Australian fashion designer

Julijana Grbac (born 1978), commonly called Juli Grbac, is an Australian fashion designer who was the first winner of Project Runway Australia.

==Early life==

Hailing from Brisbane, Grbac developed a love of fashion at a young age and was taught to sew by her mother, who also worked as a dressmaker. Grbac studied fashion design at Gateway TAFE in Brisbane, and then at London's Central Saint Martins. Upon her return from London, she worked as a hand sewer for various companies, including luxury brand Easton and Pearson.

==Career==

In 2002, she started her own label "Grbac" and was stocked in some of Australia's most high end retail stores including Jean Brown Robe. Grbac also opened a stand-alone store in the TC Beirne Centre in Fortitude Valley's Brunswick Street Mall, which closed two years later.

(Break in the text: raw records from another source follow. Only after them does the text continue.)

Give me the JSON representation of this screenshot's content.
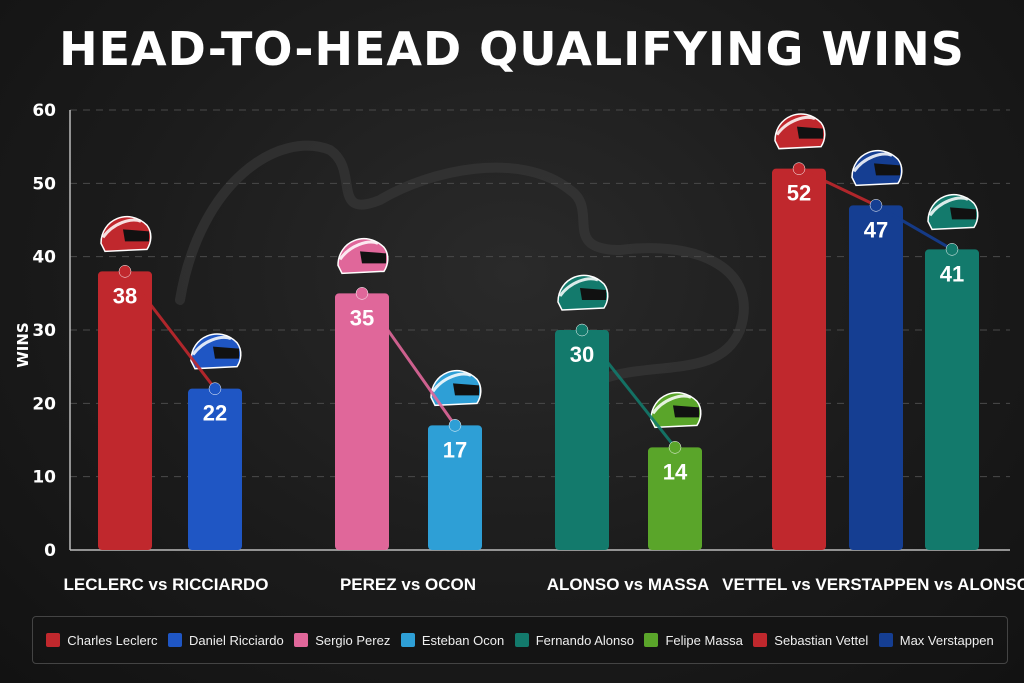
{
  "chart_data": {
    "type": "bar",
    "title": "HEAD-TO-HEAD QUALIFYING WINS",
    "ylabel": "WINS",
    "xlabel": "",
    "ylim": [
      0,
      60
    ],
    "yticks": [
      0,
      10,
      20,
      30,
      40,
      50,
      60
    ],
    "grid": true,
    "legend_position": "bottom",
    "groups": [
      {
        "label": "LECLERC vs RICCIARDO",
        "bars": [
          {
            "driver": "Charles Leclerc",
            "value": 38
          },
          {
            "driver": "Daniel Ricciardo",
            "value": 22
          }
        ]
      },
      {
        "label": "PEREZ vs OCON",
        "bars": [
          {
            "driver": "Sergio Perez",
            "value": 35
          },
          {
            "driver": "Esteban Ocon",
            "value": 17
          }
        ]
      },
      {
        "label": "ALONSO vs MASSA",
        "bars": [
          {
            "driver": "Fernando Alonso",
            "value": 30
          },
          {
            "driver": "Felipe Massa",
            "value": 14
          }
        ]
      },
      {
        "label": "VETTEL vs VERSTAPPEN vs ALONSO",
        "bars": [
          {
            "driver": "Sebastian Vettel",
            "value": 52
          },
          {
            "driver": "Max Verstappen",
            "value": 47
          },
          {
            "driver": "Fernando Alonso",
            "value": 41
          }
        ]
      }
    ],
    "legend": [
      {
        "name": "Charles Leclerc",
        "color": "#c0282d"
      },
      {
        "name": "Daniel Ricciardo",
        "color": "#1f56c4"
      },
      {
        "name": "Sergio Perez",
        "color": "#e0679a"
      },
      {
        "name": "Esteban Ocon",
        "color": "#2e9fd6"
      },
      {
        "name": "Fernando Alonso",
        "color": "#137a6c"
      },
      {
        "name": "Felipe Massa",
        "color": "#5aa52a"
      },
      {
        "name": "Sebastian Vettel",
        "color": "#c0282d"
      },
      {
        "name": "Max Verstappen",
        "color": "#153e92"
      }
    ]
  }
}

In 2008 Grbac competed in, and won, the first season of Project Runway Australia. Her most famous dress on the show was the one she created for singer Kelly Rowland in episode 7. Rowland went on to wear the custom-made dress at a concert for Prince Albert of Monaco in Cannes, France.

As part her Project Runway Australia prize, Grbac had her designs modelled at the L'Oréal Melbourne Fashion Week in 2009, which received rave reviews, as well as a 6-page spread in Madison magazine.

In 2011, Grbac re-designed the uniform of the airline Virgin Australia. She took inspiration from "the glamour of flying in the 1960s but gave it contemporary edge". The new uniforms, which included a women's red shift dress and a men's three piece suit, were unveiled that year with a catwalk show featuring Elle Macpherson and 60 Virgin Australia crew members.

In 2019, Grbac competed in season 7 of Project Runway All Stars, which featured international winners; she was eliminated in episode 5.